Foster change by building hope

Maddie Witter“You can fail, and need to fail, in order to be a hopeful person.”

Maddie Witter gave an inspiring and motivating workshop today on building hope amongst youth in order to foster change.

The tools bestowed amongst the crowd were suitable for any person looking to increase their own hopefulness and success, but Maddie kept it aimed at young, disadvantaged and marginalised youth.

Maddie believes that in order for youth to be successful, they must achieve hope, persistence, and self-efficacy. If you can teach you these skills they can take these attributes and apply them to the rest of their lives.

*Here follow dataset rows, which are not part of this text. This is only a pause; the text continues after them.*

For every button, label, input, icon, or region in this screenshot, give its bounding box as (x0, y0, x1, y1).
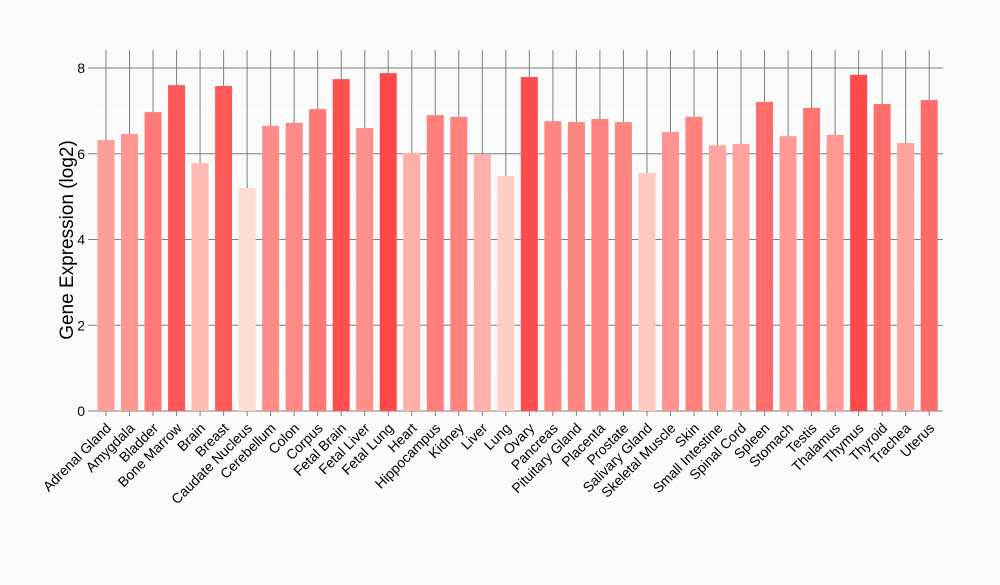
bar-thalamus (826, 134, 844, 411)
bar-salivary-gland (638, 173, 656, 411)
y-axis-label: Gene Expression (log2) (57, 140, 78, 340)
bar-pituitary-gland (567, 122, 585, 412)
bar-thyroid (873, 104, 891, 411)
bars (97, 73, 938, 412)
bar-fetal-brain (332, 79, 350, 412)
bar-placenta (591, 119, 609, 412)
bar-corpus (309, 109, 327, 411)
bar-fetal-lung (379, 73, 397, 412)
bar-adrenal-gland (97, 140, 115, 411)
bar-caudate-nucleus (238, 188, 256, 411)
bar-brain (191, 163, 209, 411)
bar-uterus (920, 100, 938, 411)
bar-small-intestine (709, 145, 727, 412)
bar-bone-marrow (168, 85, 186, 412)
bar-pancreas (544, 121, 562, 411)
y-axis: 0 2 4 6 8 (77, 60, 93, 419)
bar-cerebellum (262, 125, 280, 411)
bar-hippocampus (426, 115, 444, 411)
bar-kidney (450, 116, 468, 411)
bar-heart (403, 152, 421, 411)
bar-lung (497, 176, 515, 411)
bar-spleen (756, 101, 774, 411)
bar-amygdala (121, 134, 139, 411)
bar-prostate (614, 122, 632, 412)
bar-thymus (850, 74, 868, 412)
bar-stomach (779, 136, 797, 411)
y-tick-label: 6 (77, 146, 85, 162)
bar-skin (685, 116, 703, 411)
y-tick-label: 2 (77, 317, 85, 333)
bar-colon (285, 122, 303, 411)
y-tick-label: 4 (77, 232, 85, 248)
bar-fetal-liver (356, 128, 374, 411)
bar-breast (215, 86, 233, 411)
bar-trachea (897, 143, 915, 411)
bar-skeletal-muscle (661, 131, 679, 412)
bar-liver (473, 154, 491, 411)
bar-testis (803, 107, 821, 411)
bar-spinal-cord (732, 143, 750, 412)
bar-bladder (144, 112, 162, 411)
bar-ovary (520, 77, 538, 411)
y-tick-label: 8 (77, 60, 85, 76)
y-tick-label: 0 (77, 403, 85, 419)
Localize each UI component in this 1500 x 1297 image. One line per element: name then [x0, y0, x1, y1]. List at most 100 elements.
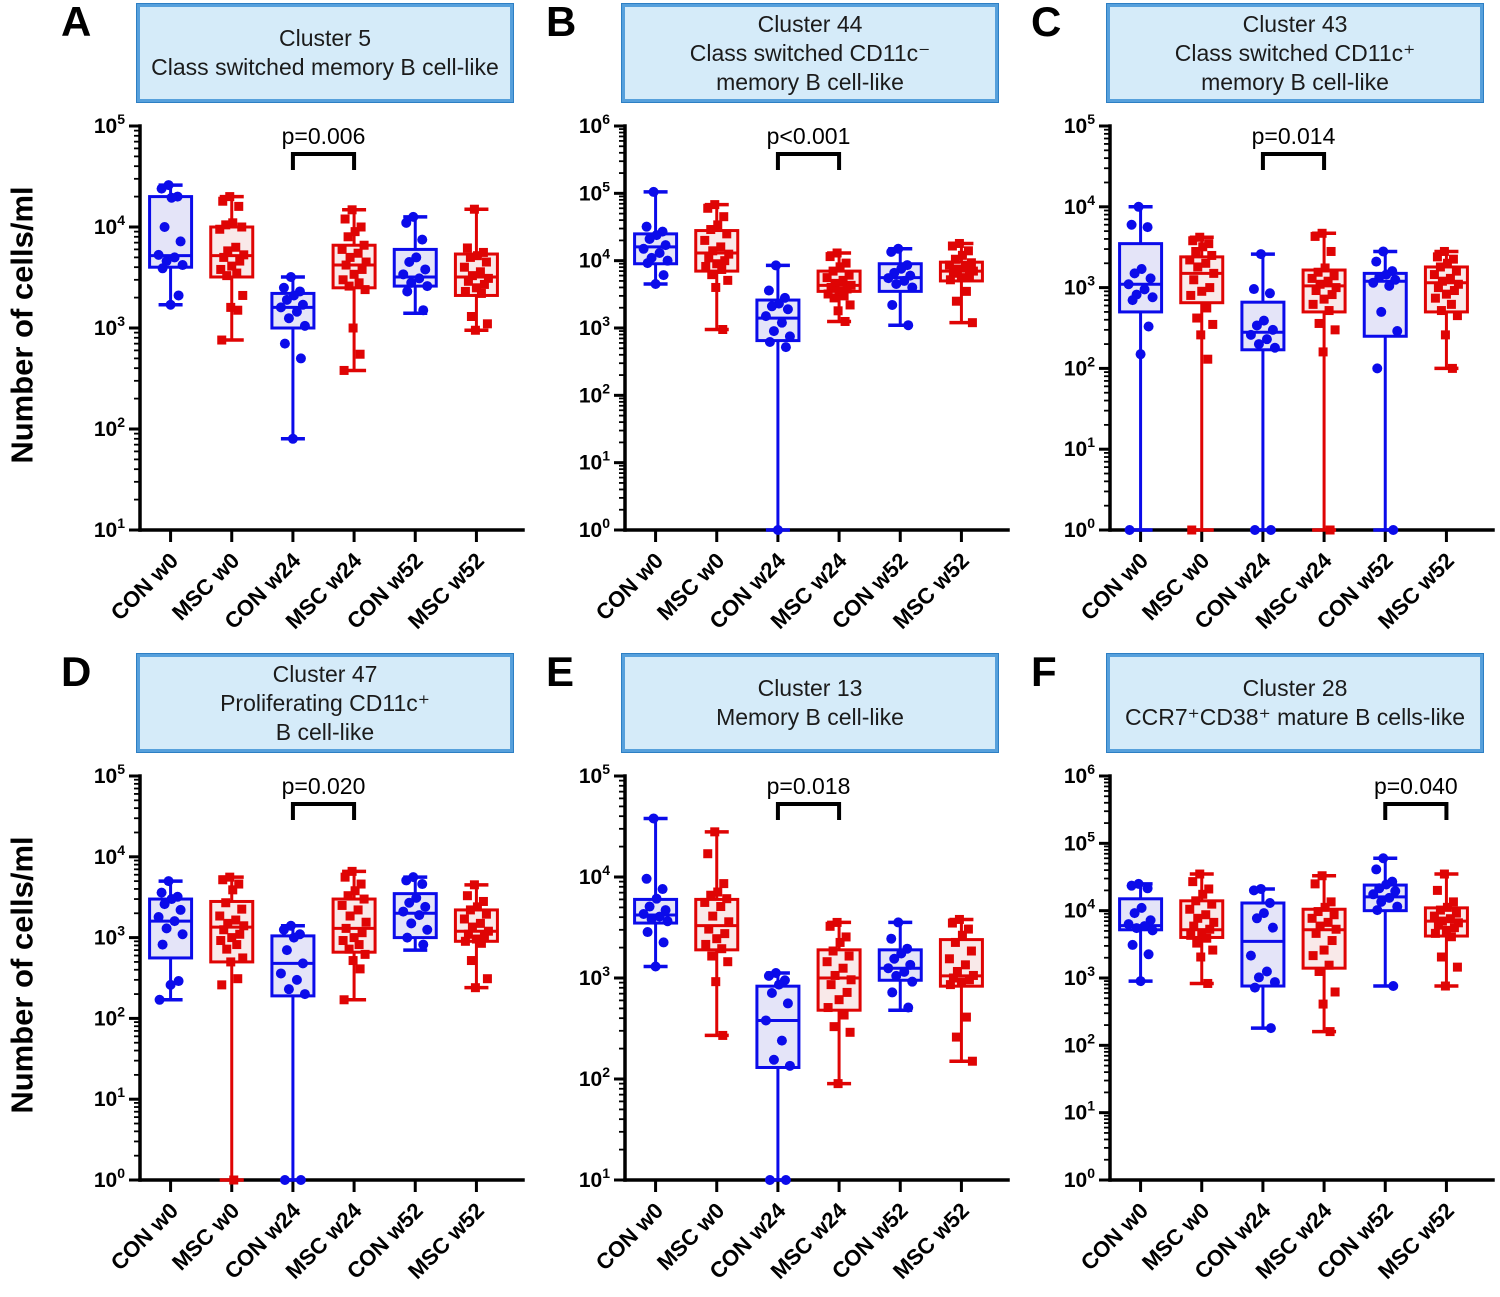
svg-text:104: 104 [94, 842, 125, 869]
boxplot-CON-w52 [1362, 246, 1408, 535]
svg-text:103: 103 [94, 313, 125, 340]
svg-text:105: 105 [94, 111, 125, 138]
panel-E: E Cluster 13 Memory B cell-like 101 102 10… [530, 650, 1015, 1297]
boxplot-CON-w0 [633, 813, 679, 972]
boxplot-MSC-w24 [331, 205, 377, 375]
svg-text:102: 102 [579, 1064, 610, 1091]
boxplot-CON-w52 [392, 211, 438, 316]
panel-F: F Cluster 28 CCR7⁺CD38⁺ mature B cells-l… [1015, 650, 1500, 1297]
p-value-label: p=0.018 [767, 773, 851, 799]
panel-letter: C [1031, 0, 1062, 45]
panel-title-line: Cluster 28 [1242, 675, 1348, 701]
panel-letter: E [546, 648, 575, 695]
panel-plot-area: 100 101 102 103 104 105 CON w0 MSC w0 CON w24 MSC… [1015, 98, 1500, 650]
svg-text:101: 101 [1064, 434, 1095, 461]
p-value-label: p=0.014 [1252, 123, 1336, 149]
panel-title-line: CCR7⁺CD38⁺ mature B cells-like [1125, 704, 1465, 730]
p-value-label: p<0.001 [767, 123, 851, 149]
boxplot-CON-w24 [755, 260, 801, 535]
panel-title-line: Cluster 5 [278, 25, 372, 51]
y-axis-title: Number of cells/ml [4, 186, 40, 464]
panel-title: Cluster 28 CCR7⁺CD38⁺ mature B cells-lik… [1106, 653, 1484, 753]
panel-title-line: Cluster 44 [757, 10, 863, 37]
boxplot-CON-w0 [1118, 201, 1164, 535]
boxplot-CON-w24 [755, 968, 801, 1185]
svg-text:106: 106 [579, 111, 610, 138]
svg-text:104: 104 [1064, 192, 1095, 219]
panel-title-line: memory B cell-like [1201, 68, 1389, 95]
panel-letter: B [546, 0, 577, 45]
boxplot-MSC-w52 [1423, 246, 1469, 373]
boxplot-MSC-w0 [209, 192, 255, 345]
svg-text:101: 101 [579, 448, 610, 475]
panel-title: Cluster 13 Memory B cell-like [621, 653, 999, 753]
panel-title-line: Cluster 47 [272, 660, 378, 687]
boxplot-MSC-w0 [1179, 232, 1225, 535]
panel-A: Number of cells/ml A Cluster 5 Class swi… [5, 0, 530, 650]
svg-text:104: 104 [579, 862, 610, 889]
svg-text:CON w0: CON w0 [591, 1198, 668, 1275]
svg-text:CON w0: CON w0 [591, 548, 668, 625]
svg-text:101: 101 [579, 1165, 610, 1192]
panel-letter: F [1031, 648, 1057, 695]
svg-text:105: 105 [579, 178, 610, 205]
svg-text:103: 103 [579, 313, 610, 340]
svg-text:104: 104 [579, 246, 610, 273]
p-value-label: p=0.006 [282, 123, 366, 149]
svg-text:102: 102 [94, 414, 125, 441]
svg-text:102: 102 [1064, 1030, 1095, 1057]
panel-title-line: Proliferating CD11c⁺ [220, 689, 430, 716]
panel-letter: D [61, 648, 92, 695]
panel-title: Cluster 5 Class switched memory B cell-l… [136, 3, 514, 103]
boxplot-CON-w24 [270, 920, 316, 1185]
boxplot-CON-w0 [148, 180, 194, 310]
boxplot-CON-w24 [270, 271, 316, 444]
significance-bracket [1260, 152, 1327, 170]
boxplot-CON-w0 [1118, 878, 1164, 987]
panel-title: Cluster 43 Class switched CD11c⁺ memory … [1106, 3, 1484, 103]
panel-title-line: Cluster 43 [1242, 10, 1348, 37]
svg-text:104: 104 [94, 212, 125, 239]
significance-bracket [775, 802, 842, 820]
svg-text:103: 103 [94, 923, 125, 950]
svg-text:100: 100 [1064, 515, 1095, 542]
boxplot-CON-w0 [148, 876, 194, 1005]
panel-title-line: Class switched CD11c⁻ [689, 39, 931, 66]
significance-bracket [290, 802, 357, 820]
svg-text:101: 101 [94, 1084, 125, 1111]
panel-plot-area: 100 101 102 103 104 105 106 CON w0 MSC w0 CON w24… [1015, 748, 1500, 1297]
svg-text:103: 103 [1064, 273, 1095, 300]
boxplot-MSC-w0 [1179, 869, 1225, 988]
panel-title: Cluster 47 Proliferating CD11c⁺ B cell-l… [136, 653, 514, 753]
svg-text:CON w0: CON w0 [106, 548, 183, 625]
panel-letter: A [61, 0, 92, 45]
p-value-label: p=0.040 [1374, 773, 1458, 799]
svg-text:100: 100 [1064, 1165, 1095, 1192]
svg-text:102: 102 [1064, 353, 1095, 380]
boxplot-CON-w52 [877, 917, 923, 1013]
boxplot-MSC-w24 [1301, 228, 1347, 535]
svg-text:105: 105 [579, 761, 610, 788]
panel-plot-area: 101 102 103 104 105 CON w0 MSC w0 CON w24 MSC w2… [45, 98, 530, 650]
svg-text:103: 103 [579, 963, 610, 990]
boxplot-MSC-w24 [816, 248, 862, 326]
panel-title-line: B cell-like [275, 718, 375, 745]
panel-title: Cluster 44 Class switched CD11c⁻ memory … [621, 3, 999, 103]
boxplot-MSC-w0 [209, 872, 255, 1185]
significance-bracket [775, 152, 842, 170]
boxplot-MSC-w52 [938, 238, 984, 328]
boxplot-MSC-w0 [694, 200, 740, 334]
figure-row-1: Number of cells/ml A Cluster 5 Class swi… [5, 0, 1500, 650]
svg-text:105: 105 [94, 761, 125, 788]
y-axis-title: Number of cells/ml [4, 836, 40, 1114]
panel-title-line: Cluster 13 [757, 675, 863, 701]
boxplot-CON-w52 [392, 872, 438, 952]
svg-text:102: 102 [94, 1003, 125, 1030]
boxplot-CON-w52 [877, 243, 923, 331]
figure-row-2: Number of cells/ml D Cluster 47 Prolifer… [5, 648, 1500, 1297]
svg-text:103: 103 [1064, 963, 1095, 990]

“Self-efficacy is the ability to create a goal and then measure the progress of meeting that goal through reflection,” says Maddie.

Foster change by building hope

She then goes on to explain that persistence can be achieved through building stamina. This can be done through such strategies as:

  • Developing a list of things to do (not too long),
  • Predict how efficient you will be in completing a task, then measure it,
  • Control and cultivate choice in the curriculum without giving too many options,
  • Take 10 minutes twice a month to go through a calendar and see what you have achieved and still have to organise.

Maddie believes that anybody is capable of tremendous academic potential, and has experienced and developed firsthand the tools required to build hope among youth in order to foster change.